UK House Prices Decline Following End of Stamp Duty Holiday
UK House Prices Decline Following End of Stamp Duty Holiday
In March 2025, the UK’s housing market experienced a downturn, with average house prices falling by 0.5% compared to February, according to data from Halifax. This decline brings the average property price to £296,699, down from £298,274 the previous month. The decrease is attributed to the conclusion of the stamp duty holiday, which had previously stimulated market activity by offering tax incentives to buyers.

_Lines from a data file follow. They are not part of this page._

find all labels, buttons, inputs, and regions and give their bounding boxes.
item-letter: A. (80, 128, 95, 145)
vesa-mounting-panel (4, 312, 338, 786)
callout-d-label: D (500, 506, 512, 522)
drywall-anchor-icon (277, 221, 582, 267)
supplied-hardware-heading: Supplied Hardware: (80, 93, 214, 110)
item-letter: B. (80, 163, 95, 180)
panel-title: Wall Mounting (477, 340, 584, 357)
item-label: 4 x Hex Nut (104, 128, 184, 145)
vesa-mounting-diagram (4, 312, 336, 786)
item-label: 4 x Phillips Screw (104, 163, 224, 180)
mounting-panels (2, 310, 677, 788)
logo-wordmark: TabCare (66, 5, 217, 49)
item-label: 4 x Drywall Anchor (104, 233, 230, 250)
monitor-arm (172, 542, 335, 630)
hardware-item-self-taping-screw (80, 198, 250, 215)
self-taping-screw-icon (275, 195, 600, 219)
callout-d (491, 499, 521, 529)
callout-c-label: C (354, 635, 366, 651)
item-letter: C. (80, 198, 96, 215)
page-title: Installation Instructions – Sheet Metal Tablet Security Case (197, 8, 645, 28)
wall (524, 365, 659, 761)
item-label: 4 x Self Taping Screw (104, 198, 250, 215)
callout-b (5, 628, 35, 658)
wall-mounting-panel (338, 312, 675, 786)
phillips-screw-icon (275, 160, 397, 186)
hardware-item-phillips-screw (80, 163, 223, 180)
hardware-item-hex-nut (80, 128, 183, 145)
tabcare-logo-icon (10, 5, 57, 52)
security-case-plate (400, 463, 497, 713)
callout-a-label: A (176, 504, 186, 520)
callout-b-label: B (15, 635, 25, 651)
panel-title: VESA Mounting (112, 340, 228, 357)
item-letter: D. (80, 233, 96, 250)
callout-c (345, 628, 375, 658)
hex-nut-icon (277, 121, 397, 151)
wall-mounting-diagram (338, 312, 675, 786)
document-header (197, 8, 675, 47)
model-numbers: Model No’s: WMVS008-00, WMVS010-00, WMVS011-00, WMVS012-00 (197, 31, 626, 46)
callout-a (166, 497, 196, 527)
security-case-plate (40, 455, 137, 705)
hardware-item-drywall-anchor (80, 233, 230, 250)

The annual house price inflation rate remained steady at 2.8%, indicating that, despite the monthly drop, prices are still higher than they were during the same period last year. The end of the stamp duty holiday on March 31 led to a surge in property transactions earlier in the year, as buyers rushed to complete purchases before the tax benefits expired. This surge was followed by a natural slowdown in market activity once the incentives were removed.
Amanda Bryden, Head of Mortgages at Halifax, noted that the market is adjusting to the new landscape post-stamp duty holiday. She highlighted that potential buyers are now facing challenges such as higher borrowing costs, limited housing supply, and economic uncertainty. However, she also pointed out that anticipated base rate cuts and positive wage growth could gradually improve mortgage affordability, potentially leading to modest price increases later in the year.
Regionally, Northern Ireland recorded the strongest annual house price growth at 6.6%, with average prices reaching £206,620. In England, the Yorkshire and Humberside region saw a 4.2% increase, bringing average property prices to £215,807. London experienced a more modest growth of 1.1%, though it remains the most expensive area in the UK, with average prices at £543,370.
The conclusion of the stamp duty holiday has undeniably impacted the housing market, leading to a temporary dip in prices as the market recalibrates. While challenges persist, the outlook suggests that with improving economic conditions and potential policy adjustments, the market may see a return to growth in the coming months.